Cory Doctorow has been right all along
Posted on
I’m of the nerd vintage who came of age reading Slashdot, so Cory Doctorow has long been a fixture in my map of the tech landscape. I remember staying late a few nights at my first real job to print out chapters of his first novel, Down and Out in the Magic Kingdom, on the company’s toner dime.
As the industry shifted, it seemed more and more like Doctorow’s arguments about digital rights were losing, or at least failing. His warnings about DRM and trading control over our computers for slick design started to feel, at the very least, quaint as streaming and the iPhone ascended. Rather than shrink back, though, Doctorow only expanded his critique, in march-step with the locust-like way tech was, as Marc Andreessen so inelegantly yet appropriately put it, “eating the world”. After the global financial crisis, it wasn’t just computer manufacturers and global entertainment conglomerates but finance, management consulting, and burgeoning social media companies that came under Doctorow’s ever critical eye.
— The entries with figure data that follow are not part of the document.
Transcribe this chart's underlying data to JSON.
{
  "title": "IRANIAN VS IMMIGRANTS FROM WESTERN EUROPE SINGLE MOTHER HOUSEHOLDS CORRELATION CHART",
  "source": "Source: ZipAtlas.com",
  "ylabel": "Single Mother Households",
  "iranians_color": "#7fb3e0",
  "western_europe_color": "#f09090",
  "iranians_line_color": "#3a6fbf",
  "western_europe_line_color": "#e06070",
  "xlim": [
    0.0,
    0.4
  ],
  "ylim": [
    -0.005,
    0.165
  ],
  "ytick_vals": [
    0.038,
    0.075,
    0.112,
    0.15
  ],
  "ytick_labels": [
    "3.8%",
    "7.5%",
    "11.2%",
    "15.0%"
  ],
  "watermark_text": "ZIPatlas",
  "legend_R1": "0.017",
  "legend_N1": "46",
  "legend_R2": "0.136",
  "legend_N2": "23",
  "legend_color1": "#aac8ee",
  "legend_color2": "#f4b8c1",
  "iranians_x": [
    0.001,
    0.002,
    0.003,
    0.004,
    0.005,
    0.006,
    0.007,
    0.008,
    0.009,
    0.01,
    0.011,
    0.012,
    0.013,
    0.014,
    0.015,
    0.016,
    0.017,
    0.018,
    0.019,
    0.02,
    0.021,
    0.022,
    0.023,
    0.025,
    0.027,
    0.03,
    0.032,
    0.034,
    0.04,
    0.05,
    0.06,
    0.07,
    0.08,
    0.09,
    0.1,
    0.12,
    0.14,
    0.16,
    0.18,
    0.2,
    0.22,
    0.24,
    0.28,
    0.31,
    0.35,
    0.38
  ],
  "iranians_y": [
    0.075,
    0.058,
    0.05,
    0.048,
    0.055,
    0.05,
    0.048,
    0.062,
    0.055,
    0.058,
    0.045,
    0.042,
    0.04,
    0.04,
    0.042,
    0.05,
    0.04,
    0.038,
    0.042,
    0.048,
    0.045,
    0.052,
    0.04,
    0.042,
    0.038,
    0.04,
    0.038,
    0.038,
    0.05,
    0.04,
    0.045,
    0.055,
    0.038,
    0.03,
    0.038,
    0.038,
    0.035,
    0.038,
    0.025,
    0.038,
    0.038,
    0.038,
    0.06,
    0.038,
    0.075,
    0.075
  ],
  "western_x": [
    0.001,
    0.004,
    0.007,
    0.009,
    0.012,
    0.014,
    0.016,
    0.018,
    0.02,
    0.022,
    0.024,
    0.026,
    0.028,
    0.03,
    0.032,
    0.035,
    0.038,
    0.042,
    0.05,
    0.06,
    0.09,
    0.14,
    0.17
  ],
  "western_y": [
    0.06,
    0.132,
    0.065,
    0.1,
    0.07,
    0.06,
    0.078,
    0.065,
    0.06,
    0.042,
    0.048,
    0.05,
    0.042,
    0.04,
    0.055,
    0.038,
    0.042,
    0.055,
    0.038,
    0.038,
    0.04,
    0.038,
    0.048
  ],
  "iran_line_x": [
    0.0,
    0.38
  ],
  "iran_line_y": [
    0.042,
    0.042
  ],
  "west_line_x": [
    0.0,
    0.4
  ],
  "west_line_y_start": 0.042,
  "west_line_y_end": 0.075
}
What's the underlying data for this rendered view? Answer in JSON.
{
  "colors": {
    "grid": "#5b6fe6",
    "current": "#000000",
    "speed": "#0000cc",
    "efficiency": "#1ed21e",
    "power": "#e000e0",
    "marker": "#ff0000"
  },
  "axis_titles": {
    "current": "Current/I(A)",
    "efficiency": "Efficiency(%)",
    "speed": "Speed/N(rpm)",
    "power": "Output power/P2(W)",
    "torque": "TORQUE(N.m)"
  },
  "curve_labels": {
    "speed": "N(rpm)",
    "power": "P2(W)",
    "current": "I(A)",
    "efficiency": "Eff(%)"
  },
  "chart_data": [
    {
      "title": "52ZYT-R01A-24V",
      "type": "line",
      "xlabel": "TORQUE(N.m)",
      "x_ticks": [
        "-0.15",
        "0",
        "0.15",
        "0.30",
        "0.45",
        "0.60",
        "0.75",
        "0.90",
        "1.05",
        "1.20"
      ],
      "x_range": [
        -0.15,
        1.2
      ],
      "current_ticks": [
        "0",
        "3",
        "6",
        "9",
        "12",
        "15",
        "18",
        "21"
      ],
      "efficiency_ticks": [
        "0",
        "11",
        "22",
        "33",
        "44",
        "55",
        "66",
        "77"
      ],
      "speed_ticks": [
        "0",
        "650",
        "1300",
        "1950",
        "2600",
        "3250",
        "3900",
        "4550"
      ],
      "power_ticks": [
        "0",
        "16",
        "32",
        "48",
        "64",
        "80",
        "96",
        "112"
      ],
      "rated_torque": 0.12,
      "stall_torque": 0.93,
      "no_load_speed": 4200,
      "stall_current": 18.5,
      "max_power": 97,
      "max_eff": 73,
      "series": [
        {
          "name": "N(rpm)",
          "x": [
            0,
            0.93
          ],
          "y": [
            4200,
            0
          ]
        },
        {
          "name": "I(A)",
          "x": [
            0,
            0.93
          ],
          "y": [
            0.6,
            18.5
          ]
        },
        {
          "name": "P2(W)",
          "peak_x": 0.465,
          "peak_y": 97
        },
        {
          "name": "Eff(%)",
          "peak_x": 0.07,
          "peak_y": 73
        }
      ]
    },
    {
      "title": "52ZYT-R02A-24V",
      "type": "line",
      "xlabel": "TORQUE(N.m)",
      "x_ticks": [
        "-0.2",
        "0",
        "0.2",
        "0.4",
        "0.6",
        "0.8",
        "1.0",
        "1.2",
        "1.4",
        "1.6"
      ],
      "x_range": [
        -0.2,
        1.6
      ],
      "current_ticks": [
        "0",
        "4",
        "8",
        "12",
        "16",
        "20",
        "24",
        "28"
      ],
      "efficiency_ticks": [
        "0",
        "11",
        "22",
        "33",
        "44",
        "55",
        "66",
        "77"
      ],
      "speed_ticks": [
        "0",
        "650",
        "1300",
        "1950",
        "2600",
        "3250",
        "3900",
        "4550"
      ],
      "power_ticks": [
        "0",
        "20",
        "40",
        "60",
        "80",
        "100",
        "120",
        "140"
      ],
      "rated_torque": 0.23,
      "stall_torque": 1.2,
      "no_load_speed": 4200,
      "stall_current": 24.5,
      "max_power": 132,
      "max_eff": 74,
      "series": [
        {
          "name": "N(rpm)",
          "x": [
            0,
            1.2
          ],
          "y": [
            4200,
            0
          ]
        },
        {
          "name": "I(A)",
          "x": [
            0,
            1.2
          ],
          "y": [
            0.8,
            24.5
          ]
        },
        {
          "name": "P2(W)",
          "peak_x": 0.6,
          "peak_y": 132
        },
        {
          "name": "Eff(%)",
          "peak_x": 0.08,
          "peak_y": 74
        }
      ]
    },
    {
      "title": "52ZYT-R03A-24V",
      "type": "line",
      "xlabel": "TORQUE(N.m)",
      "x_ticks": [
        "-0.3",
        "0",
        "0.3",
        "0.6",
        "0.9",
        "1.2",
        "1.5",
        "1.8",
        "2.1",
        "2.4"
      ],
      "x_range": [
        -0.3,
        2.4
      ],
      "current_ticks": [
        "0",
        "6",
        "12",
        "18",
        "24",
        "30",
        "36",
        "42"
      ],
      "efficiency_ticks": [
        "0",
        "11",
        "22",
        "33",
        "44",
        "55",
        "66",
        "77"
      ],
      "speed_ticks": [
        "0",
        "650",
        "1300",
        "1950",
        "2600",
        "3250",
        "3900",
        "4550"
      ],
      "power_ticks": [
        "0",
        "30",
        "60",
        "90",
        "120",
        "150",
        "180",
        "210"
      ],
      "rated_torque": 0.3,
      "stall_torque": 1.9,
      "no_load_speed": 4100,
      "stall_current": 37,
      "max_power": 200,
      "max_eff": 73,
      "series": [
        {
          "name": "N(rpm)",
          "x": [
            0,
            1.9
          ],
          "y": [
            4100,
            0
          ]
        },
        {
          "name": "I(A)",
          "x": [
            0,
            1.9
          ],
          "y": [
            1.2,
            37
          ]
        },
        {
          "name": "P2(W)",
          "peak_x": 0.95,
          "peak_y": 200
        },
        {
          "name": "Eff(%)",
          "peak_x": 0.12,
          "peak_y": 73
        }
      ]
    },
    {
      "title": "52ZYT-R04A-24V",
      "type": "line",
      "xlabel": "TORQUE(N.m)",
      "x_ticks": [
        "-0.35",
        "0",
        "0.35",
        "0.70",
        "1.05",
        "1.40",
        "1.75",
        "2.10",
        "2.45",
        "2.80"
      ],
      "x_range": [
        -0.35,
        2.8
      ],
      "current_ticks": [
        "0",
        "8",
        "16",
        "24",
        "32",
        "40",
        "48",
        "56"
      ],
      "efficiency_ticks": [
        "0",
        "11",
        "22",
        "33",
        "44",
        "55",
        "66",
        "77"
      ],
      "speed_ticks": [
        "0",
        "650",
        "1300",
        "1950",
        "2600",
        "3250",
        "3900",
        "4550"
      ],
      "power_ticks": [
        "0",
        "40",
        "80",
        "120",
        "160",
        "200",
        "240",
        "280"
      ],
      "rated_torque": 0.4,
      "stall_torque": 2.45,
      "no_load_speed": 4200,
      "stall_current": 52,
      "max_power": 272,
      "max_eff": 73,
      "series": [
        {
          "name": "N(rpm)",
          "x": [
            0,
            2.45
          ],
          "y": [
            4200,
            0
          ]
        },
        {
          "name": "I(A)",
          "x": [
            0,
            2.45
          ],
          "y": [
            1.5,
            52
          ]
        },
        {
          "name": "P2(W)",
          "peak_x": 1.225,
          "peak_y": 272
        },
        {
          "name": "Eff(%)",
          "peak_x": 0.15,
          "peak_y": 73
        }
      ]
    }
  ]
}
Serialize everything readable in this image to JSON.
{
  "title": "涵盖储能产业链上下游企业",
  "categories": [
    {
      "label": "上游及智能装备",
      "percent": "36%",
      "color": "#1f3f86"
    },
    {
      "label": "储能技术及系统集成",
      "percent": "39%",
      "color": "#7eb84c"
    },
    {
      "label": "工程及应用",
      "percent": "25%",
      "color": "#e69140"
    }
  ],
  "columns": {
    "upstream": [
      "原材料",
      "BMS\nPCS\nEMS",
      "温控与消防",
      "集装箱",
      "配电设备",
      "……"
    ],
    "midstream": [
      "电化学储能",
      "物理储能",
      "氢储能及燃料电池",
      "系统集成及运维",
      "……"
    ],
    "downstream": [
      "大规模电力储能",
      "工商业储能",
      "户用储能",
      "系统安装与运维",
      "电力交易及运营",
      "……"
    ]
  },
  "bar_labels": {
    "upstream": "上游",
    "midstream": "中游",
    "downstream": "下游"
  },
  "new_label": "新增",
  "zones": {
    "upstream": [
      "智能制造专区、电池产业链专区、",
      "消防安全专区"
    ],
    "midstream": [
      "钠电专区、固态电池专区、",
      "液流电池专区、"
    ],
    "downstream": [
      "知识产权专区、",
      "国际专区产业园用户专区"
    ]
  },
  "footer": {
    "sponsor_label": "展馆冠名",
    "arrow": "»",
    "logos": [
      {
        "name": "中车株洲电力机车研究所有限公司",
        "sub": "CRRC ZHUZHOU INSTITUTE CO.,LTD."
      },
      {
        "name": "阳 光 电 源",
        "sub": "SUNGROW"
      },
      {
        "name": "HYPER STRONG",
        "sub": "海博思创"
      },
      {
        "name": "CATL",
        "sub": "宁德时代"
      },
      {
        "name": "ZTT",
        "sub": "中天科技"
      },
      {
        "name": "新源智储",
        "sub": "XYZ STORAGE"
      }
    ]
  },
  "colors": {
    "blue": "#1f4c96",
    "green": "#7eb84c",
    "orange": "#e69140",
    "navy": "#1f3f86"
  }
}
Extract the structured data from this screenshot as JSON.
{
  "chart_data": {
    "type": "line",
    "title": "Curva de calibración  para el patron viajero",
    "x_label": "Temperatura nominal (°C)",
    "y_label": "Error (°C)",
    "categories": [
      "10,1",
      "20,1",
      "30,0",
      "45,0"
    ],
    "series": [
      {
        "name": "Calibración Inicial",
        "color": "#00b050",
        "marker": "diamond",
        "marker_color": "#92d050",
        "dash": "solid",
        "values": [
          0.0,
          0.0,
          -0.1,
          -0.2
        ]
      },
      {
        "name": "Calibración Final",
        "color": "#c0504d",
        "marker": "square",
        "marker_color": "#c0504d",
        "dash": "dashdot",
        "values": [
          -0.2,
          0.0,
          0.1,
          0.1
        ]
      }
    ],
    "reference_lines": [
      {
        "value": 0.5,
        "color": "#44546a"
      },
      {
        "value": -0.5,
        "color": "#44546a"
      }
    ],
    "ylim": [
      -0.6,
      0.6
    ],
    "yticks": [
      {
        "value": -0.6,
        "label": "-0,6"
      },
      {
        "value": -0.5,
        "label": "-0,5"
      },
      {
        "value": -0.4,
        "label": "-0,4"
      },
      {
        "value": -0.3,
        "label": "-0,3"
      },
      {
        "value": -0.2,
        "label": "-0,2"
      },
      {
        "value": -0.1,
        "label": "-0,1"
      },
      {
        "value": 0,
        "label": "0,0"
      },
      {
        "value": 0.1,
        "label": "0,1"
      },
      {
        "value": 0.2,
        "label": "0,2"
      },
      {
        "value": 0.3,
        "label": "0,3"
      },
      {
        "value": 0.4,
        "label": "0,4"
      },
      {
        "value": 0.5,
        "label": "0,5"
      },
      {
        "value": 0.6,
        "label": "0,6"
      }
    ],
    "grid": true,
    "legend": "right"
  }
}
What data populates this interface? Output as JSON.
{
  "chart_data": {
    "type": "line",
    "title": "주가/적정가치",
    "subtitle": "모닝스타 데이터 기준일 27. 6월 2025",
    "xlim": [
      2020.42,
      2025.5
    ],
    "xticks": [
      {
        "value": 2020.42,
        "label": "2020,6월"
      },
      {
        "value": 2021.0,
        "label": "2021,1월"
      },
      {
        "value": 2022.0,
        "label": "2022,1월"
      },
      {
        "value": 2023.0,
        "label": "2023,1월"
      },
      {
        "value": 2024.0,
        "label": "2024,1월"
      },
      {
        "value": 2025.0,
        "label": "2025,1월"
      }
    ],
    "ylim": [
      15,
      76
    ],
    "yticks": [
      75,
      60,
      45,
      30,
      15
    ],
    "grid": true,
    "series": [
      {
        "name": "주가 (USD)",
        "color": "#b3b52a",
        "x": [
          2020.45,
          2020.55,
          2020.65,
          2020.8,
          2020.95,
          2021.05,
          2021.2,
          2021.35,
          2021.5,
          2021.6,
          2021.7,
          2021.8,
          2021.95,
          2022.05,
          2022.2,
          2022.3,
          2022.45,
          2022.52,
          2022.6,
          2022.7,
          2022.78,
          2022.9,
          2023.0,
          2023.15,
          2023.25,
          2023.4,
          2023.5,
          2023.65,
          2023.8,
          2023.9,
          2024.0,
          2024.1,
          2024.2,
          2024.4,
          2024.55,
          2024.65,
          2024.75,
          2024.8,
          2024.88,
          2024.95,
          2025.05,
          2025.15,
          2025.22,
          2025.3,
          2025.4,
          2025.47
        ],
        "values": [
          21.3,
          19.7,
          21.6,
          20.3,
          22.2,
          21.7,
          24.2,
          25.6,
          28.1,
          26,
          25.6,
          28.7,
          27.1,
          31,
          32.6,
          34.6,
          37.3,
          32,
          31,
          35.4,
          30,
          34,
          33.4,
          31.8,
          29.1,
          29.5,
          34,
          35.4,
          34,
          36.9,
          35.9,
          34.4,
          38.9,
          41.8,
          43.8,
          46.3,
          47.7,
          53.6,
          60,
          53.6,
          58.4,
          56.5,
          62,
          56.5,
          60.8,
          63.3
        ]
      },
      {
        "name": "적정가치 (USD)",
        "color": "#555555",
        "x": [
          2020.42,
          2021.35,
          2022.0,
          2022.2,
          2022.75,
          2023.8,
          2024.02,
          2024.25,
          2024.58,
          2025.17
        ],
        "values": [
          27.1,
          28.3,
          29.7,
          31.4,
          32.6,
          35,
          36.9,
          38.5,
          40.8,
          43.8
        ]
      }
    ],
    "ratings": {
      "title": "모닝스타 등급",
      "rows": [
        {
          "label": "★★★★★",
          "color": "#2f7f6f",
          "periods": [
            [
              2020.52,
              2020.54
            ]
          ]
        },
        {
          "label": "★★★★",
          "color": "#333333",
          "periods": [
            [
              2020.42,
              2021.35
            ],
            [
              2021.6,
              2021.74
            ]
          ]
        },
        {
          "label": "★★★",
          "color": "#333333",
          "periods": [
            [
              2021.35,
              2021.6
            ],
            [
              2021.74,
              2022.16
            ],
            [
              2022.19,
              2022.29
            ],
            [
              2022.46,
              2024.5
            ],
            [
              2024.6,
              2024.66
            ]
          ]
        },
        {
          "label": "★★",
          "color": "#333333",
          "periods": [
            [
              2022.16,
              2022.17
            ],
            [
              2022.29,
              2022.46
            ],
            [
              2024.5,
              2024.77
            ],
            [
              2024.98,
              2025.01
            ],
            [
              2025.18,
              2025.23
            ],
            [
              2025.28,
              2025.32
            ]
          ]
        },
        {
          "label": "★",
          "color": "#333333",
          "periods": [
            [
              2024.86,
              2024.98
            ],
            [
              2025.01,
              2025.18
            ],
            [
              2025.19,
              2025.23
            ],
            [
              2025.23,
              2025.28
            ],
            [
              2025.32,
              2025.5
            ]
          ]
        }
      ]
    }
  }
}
Reading this recent profile in the New Yorker, I couldn’t help but feel Doctorow’s post-cyberpunk oeuvre has been pretty much right all along. His hand wringing about DRM and mobile phones that we can no longer repair were the forbearers of a level of corporate intrusion into our everyday lives that now feels inescapable.
Having read Doctorow for over 20 years now, I can’t help but marvel at not just his amazingly prolific output but his consistency. As the Washington Consensus of neoliberalism has given way to the Silicon Valley Consensus of a neo Gilded Age, Doctorow’s critique has held up remarkably well. If it feels weird the self-styled brahmins of Sand Hill Road are, for example, cheerleading massive consolidation and monopoly power when it comes to using capital over labor in the case of Uber, but very performatively skeptical of that same monopoly power when it comes to Apple’s app store, it will be comforting to know Doctorow has written extensively about how they’re both wrong. The same is true for those on the left who saw social media as tech-as-liberation during the remarkably brief aftermath of the Arab Spring — Doctorow knew this was foolish long before Cambridge Analytica or Elon Musk.
Fortunately, it doesn’t seem like he intends to slow down, with eight books currently in the queue and his gaze ever widening to AI, VR, crypto, and whatever else is coming. I’m willing to bet he’ll continue to be right.